You're welcome! I had a lot of papaya trees...most of them I cut down because they were old or bugs attacked them. I only have one original plant as I cut down the largest plant a couple of months ago....it was time. They usually have to be replaced every 3 to 5 years. I have planted new ones a month or so ago though.

How often do you have to replace your papaya plants?

27 Apr, 2009

 

Delonix,
The pawpaw tree I have pictured on Goy is more than 4years old and still does look healthy. It actually is growing in an old compost area which explains why the tree is ladened with so much fruit. Small pawpaw plants have sprung up around it and I'm hoping to replant them soon.

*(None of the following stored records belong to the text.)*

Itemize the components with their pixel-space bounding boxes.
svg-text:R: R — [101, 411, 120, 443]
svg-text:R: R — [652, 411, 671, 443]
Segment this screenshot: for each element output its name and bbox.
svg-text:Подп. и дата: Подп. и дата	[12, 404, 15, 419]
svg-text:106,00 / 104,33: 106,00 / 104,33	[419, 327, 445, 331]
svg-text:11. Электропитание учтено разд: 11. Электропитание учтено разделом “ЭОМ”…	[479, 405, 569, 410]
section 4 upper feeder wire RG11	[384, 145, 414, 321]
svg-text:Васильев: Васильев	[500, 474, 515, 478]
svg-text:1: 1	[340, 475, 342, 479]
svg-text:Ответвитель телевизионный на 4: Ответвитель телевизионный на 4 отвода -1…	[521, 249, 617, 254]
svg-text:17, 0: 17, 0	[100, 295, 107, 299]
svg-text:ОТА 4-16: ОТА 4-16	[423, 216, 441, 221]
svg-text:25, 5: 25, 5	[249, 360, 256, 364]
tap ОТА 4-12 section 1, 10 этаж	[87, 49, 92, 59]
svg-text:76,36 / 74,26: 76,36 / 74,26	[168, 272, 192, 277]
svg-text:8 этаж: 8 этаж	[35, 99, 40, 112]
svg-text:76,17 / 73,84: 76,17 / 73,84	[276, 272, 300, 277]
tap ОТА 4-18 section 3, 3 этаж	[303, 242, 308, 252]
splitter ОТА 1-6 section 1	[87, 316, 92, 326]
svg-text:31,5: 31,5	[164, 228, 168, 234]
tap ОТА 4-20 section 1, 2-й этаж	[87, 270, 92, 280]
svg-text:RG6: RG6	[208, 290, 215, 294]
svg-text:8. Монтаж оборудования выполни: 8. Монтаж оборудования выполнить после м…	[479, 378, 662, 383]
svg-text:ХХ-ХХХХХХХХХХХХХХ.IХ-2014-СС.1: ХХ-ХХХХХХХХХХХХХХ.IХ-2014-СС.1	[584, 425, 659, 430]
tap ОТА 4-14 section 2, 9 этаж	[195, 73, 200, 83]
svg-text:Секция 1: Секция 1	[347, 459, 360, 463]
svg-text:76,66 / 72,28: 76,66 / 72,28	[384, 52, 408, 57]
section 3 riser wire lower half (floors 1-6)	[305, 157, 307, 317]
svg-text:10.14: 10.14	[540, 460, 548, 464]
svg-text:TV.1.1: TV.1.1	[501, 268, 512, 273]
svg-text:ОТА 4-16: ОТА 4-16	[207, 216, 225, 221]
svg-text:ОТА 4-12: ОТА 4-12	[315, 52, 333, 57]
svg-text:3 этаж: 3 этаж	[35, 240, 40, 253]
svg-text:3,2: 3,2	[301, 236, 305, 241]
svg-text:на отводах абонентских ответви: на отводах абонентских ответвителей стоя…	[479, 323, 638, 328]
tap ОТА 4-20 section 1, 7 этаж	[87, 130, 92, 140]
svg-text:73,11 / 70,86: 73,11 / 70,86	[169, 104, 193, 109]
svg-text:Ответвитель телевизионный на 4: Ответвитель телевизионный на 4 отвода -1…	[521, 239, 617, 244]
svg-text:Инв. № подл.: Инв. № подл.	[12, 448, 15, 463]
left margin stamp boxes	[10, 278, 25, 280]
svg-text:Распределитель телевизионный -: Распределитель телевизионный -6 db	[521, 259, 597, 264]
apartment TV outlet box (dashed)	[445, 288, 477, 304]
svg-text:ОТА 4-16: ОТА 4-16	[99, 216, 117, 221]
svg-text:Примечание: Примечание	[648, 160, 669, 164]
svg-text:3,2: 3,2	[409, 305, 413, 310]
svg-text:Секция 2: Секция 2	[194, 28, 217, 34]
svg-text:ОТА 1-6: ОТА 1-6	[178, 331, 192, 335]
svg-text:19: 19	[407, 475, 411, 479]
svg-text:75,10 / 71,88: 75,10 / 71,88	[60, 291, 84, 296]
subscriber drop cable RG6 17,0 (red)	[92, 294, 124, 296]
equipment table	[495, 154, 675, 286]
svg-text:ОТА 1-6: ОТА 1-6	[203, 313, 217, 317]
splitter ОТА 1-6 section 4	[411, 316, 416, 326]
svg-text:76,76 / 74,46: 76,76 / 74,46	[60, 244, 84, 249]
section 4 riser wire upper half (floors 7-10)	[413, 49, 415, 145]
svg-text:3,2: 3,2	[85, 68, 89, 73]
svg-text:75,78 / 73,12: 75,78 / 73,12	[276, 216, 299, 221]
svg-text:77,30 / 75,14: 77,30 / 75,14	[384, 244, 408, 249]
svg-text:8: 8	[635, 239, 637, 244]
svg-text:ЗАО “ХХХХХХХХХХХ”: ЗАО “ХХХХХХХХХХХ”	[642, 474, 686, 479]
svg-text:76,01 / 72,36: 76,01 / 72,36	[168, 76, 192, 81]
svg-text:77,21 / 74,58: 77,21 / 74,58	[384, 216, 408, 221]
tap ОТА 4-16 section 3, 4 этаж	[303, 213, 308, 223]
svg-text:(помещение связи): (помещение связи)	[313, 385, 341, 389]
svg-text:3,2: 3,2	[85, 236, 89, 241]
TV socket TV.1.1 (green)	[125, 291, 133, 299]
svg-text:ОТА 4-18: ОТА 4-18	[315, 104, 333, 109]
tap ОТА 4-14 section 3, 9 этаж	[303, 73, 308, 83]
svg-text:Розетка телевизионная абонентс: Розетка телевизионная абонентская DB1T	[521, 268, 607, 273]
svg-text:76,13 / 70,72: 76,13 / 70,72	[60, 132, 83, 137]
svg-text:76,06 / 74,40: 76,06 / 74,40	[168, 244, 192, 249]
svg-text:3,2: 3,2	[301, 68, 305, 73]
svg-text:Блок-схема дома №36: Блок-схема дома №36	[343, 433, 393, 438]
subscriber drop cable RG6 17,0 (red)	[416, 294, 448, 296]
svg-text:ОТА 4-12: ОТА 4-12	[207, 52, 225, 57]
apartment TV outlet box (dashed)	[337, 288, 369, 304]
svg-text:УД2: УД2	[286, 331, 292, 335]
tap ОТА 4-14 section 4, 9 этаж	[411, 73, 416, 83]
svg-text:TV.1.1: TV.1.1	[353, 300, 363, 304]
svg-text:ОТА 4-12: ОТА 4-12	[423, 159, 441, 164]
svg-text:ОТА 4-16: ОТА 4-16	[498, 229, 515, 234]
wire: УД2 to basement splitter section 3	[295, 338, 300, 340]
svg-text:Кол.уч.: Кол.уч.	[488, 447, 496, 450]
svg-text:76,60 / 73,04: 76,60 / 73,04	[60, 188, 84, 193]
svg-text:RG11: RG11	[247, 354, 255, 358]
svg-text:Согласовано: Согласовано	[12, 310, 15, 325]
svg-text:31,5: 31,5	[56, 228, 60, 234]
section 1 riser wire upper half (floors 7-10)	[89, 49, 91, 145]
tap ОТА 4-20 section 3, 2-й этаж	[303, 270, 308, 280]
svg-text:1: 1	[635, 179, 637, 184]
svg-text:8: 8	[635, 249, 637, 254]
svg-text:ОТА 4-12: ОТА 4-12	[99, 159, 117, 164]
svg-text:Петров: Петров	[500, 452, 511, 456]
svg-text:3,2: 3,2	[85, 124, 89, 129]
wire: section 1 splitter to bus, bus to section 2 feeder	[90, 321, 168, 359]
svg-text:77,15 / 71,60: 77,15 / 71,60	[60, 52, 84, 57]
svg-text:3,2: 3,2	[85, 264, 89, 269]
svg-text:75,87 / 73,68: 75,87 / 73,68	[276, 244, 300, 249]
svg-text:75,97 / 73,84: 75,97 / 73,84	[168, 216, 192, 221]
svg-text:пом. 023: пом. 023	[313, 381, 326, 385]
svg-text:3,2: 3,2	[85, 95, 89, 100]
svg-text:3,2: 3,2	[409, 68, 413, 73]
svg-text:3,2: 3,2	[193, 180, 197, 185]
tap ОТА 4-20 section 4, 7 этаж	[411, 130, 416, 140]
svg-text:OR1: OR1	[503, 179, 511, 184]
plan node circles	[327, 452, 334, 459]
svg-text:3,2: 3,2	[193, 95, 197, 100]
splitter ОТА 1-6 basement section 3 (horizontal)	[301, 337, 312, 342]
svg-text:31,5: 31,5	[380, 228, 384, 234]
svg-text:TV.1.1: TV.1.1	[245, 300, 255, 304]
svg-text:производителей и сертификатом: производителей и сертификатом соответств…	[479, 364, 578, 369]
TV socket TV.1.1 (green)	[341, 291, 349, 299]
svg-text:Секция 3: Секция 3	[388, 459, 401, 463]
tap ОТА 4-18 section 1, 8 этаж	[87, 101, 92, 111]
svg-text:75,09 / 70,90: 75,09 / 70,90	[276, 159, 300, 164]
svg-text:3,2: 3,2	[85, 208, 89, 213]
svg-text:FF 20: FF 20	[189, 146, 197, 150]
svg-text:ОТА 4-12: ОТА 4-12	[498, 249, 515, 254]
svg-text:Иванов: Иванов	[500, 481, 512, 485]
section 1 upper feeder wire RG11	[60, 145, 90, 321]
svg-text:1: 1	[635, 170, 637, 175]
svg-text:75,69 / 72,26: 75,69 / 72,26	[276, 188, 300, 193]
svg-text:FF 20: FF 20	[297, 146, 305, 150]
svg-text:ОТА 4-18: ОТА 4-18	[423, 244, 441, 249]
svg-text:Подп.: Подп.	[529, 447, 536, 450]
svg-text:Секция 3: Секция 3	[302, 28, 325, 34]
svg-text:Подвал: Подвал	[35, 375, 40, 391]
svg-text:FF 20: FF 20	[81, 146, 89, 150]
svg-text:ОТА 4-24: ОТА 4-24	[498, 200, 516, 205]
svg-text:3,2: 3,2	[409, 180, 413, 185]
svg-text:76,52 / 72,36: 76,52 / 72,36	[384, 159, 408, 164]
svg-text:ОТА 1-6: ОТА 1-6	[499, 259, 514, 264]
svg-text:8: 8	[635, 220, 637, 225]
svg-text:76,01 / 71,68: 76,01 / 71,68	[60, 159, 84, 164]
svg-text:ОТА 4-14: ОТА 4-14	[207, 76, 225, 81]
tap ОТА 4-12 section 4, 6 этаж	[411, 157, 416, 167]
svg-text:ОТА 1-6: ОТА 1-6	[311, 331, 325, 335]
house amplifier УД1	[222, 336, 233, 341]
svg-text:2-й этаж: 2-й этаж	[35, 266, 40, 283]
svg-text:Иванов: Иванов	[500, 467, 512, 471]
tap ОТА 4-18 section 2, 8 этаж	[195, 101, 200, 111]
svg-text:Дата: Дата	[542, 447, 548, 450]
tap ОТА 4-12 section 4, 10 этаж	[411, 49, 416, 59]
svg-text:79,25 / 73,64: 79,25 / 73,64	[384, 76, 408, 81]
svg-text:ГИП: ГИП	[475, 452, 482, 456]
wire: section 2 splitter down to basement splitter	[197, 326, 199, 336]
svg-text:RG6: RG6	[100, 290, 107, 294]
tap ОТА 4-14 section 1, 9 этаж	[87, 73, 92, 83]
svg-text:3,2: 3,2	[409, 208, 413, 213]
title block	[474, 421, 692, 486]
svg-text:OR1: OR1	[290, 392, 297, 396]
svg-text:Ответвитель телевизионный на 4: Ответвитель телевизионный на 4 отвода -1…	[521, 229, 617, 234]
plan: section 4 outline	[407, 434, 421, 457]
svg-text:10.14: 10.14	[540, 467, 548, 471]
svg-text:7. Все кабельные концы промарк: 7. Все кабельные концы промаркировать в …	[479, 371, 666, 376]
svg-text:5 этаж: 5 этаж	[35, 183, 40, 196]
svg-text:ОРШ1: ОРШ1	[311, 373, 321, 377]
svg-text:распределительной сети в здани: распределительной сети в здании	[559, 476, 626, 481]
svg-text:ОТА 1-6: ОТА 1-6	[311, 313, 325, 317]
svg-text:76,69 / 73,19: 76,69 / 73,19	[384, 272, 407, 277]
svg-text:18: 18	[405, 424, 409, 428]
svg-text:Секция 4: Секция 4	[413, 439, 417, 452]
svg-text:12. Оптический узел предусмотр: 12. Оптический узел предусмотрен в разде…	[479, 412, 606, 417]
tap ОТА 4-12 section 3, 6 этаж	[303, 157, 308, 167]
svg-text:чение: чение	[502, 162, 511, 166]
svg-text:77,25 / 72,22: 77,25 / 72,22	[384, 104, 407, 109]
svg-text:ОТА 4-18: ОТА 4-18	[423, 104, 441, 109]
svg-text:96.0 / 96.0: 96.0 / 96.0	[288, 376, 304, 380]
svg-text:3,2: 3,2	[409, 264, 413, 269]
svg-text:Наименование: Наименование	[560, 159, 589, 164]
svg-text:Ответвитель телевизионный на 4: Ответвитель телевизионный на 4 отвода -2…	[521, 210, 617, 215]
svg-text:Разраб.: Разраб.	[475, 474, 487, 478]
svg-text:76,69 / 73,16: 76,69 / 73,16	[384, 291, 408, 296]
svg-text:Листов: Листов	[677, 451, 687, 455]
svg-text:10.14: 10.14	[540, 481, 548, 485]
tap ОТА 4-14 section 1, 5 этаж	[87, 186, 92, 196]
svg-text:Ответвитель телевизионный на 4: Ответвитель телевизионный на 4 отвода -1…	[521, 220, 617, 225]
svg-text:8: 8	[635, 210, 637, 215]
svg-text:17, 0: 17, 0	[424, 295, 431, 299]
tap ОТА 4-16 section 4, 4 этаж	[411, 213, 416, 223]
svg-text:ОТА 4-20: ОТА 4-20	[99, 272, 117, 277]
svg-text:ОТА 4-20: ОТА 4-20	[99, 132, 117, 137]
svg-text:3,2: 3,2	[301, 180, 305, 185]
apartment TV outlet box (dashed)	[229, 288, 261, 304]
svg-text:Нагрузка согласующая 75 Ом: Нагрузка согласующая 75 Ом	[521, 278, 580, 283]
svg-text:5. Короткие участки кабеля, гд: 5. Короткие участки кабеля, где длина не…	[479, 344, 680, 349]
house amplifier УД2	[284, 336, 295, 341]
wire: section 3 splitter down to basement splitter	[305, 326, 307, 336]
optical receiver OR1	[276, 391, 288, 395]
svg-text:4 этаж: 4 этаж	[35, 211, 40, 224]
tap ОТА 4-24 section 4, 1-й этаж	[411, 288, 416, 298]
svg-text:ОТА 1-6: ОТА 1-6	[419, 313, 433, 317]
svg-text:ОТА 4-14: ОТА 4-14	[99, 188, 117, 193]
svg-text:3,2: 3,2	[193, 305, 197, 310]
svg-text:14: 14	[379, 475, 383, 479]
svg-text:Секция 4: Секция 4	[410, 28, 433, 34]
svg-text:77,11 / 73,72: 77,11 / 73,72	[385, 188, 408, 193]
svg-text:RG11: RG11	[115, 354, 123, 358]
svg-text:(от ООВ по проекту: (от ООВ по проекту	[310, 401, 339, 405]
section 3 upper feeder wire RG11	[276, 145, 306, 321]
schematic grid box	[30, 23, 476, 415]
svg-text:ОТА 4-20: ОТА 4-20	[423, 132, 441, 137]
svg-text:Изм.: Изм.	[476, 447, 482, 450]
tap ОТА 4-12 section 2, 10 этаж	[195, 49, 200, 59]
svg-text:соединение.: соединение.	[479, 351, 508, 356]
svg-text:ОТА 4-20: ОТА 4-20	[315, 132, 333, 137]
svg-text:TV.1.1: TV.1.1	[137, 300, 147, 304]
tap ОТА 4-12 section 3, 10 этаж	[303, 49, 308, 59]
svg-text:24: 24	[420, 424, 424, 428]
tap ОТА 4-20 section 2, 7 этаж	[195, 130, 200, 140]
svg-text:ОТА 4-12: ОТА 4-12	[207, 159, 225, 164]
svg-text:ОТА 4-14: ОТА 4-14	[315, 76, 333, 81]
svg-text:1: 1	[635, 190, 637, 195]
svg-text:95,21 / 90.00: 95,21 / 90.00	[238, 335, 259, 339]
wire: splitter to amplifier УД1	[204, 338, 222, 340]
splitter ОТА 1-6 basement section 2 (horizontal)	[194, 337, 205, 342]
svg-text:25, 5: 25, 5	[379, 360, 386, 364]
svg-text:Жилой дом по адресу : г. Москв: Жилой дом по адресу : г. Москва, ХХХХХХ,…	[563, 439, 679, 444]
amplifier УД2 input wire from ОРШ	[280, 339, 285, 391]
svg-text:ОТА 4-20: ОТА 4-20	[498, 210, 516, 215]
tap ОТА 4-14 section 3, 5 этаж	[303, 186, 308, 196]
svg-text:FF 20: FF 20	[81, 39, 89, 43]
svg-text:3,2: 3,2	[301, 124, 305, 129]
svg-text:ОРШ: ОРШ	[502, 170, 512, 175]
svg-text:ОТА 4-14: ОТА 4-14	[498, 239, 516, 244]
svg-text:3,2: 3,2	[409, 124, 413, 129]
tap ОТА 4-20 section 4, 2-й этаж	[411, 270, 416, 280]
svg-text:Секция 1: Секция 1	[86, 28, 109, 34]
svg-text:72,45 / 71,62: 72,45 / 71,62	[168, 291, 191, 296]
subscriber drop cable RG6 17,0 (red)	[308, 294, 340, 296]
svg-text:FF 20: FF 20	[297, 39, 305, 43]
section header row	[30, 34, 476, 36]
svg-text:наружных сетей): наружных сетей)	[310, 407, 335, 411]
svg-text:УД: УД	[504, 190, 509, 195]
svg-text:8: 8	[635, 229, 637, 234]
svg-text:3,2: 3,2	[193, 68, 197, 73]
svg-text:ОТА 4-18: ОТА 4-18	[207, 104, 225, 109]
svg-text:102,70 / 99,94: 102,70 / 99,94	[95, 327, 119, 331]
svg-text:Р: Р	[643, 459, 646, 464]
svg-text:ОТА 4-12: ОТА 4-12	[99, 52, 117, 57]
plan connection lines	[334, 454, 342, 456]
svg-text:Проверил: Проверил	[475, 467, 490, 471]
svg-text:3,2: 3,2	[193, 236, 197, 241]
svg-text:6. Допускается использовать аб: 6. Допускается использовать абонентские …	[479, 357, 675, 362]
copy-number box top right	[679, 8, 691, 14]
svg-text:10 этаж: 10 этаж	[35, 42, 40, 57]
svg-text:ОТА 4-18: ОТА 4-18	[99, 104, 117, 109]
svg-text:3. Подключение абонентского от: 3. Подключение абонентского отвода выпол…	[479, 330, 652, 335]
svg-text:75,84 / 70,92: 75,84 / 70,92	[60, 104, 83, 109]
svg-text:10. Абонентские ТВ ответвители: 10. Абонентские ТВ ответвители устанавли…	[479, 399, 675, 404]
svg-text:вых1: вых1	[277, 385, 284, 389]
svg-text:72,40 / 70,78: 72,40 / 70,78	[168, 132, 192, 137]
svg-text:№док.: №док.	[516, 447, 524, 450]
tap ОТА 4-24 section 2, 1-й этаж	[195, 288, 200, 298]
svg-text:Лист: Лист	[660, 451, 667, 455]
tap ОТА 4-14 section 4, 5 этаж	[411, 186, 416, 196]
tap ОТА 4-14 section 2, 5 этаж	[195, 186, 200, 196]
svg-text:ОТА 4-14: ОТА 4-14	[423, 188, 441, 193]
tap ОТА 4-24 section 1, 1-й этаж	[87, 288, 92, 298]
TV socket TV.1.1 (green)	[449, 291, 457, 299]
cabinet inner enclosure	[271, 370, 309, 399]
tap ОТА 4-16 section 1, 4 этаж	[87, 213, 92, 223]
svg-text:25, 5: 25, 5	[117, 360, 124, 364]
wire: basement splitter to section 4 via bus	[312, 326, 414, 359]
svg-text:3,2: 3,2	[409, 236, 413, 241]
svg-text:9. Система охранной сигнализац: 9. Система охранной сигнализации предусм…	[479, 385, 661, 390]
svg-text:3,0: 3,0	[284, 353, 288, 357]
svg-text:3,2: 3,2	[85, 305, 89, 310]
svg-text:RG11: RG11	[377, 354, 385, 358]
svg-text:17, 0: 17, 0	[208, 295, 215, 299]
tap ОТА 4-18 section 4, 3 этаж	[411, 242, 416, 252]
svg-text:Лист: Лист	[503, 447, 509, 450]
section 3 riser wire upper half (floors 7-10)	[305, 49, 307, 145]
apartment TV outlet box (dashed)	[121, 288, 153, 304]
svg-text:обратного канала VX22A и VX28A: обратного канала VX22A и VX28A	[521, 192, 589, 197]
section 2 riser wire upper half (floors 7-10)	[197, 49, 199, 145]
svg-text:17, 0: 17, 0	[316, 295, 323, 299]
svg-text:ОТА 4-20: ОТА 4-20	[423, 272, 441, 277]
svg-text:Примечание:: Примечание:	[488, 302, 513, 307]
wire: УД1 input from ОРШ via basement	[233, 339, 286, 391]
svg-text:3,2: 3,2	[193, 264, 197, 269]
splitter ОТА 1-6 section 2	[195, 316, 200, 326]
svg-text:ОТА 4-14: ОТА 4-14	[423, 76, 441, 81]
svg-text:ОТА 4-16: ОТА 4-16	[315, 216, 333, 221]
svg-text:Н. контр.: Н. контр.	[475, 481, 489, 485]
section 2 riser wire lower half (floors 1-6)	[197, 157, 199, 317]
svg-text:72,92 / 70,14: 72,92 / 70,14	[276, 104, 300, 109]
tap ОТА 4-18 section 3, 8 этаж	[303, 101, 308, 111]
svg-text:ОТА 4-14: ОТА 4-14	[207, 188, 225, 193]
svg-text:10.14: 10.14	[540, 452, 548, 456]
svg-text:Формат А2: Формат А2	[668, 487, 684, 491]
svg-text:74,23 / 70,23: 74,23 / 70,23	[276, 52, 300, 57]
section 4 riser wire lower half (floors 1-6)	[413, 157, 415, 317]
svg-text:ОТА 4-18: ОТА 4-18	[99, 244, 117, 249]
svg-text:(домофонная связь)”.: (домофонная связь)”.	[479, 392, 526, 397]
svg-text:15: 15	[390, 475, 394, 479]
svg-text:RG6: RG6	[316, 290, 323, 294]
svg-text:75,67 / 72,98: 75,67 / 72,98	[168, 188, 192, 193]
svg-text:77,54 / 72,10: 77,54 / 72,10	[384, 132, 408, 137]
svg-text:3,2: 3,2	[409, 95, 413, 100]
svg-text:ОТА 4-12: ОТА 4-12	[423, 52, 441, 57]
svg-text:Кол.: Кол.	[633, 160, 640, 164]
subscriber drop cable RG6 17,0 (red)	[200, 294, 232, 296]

I must admit that this is the first time I've ever taken interest in a pawpaw plant, though I was brought up surrounded by many of these and other tropical fruit trees. I know they don't last more than 5 to 6 years here as well.

28 Apr, 2009

 

Panther:

One word of caution for replanting papayas. They don't transplant very easily...their roots are extremely sensitive to root disturbance or breakage. They generally will die if any of the main carrot-type root breaks.

Yes, usually after 5 or 6 years the fruit production is generally cut by 70% or more. However, I know in Mexico they are developing some new varieties that live and produce well up to 15 or 20 years...from what I've read. I think these new varieties grow a little slower and produce longer because of the slower growth.

I'm curious -- do you ever get strong winds where you live? Wind is the papaya plant's worst enemy, especially when they have a huge crop of fruit. Here I don't have much of a problem with wind damage to the plant overall...just the leaves. The stems are very strongly anchored in the ground even when loaded with fruit.

I have seen photos in Florida where they are completely ripped out of the ground from strong Hurricane (Cyclone) storm winds.

Do Cyclones hit the Fiji Islands?

28 Apr, 2009

 

Delonix,
Thanks for the interesting information and tip on replanting, I will try to be cautious in not damaging the roots.

We do get hit by Cyclones here, which is common between the November to April months and mostly accompanied with mass flooding in the lower lying areas causing so much devastation.

29 Apr, 2009

 

Panther:

You're welcome for the information. Good luck planting the seedlings!

It sounds exciting, however, not so good for plants or people to get hit by
a cyclone (hurricane). It seems your cyclone season is just about over for the year though.

We're lucky here...there hasn't been a hurricane (cyclone) in San Diego since 1858. Although, there has been some tropical storms since then. I do hope we receive some rains (remnants) from a hurricane this year...because we are in such a horrible drought...and will have to cut back water usage by 20% (mandatory).

29 Apr, 2009

 

It must be hard having to cut back on water usage, I hope too that you do get rain soon.
This all adds up to Global Warming which will be affecting us all with changed weather patterns etc.

30 Apr, 2009

 

Panther:

It is difficult to have to ration water, especially when someone has a
lot of plants. I do hope we get some good rains during the monsoonal season, however...85% of the time we just get the heat and humidity with the big puffy clouds (Cumulonimbus clouds).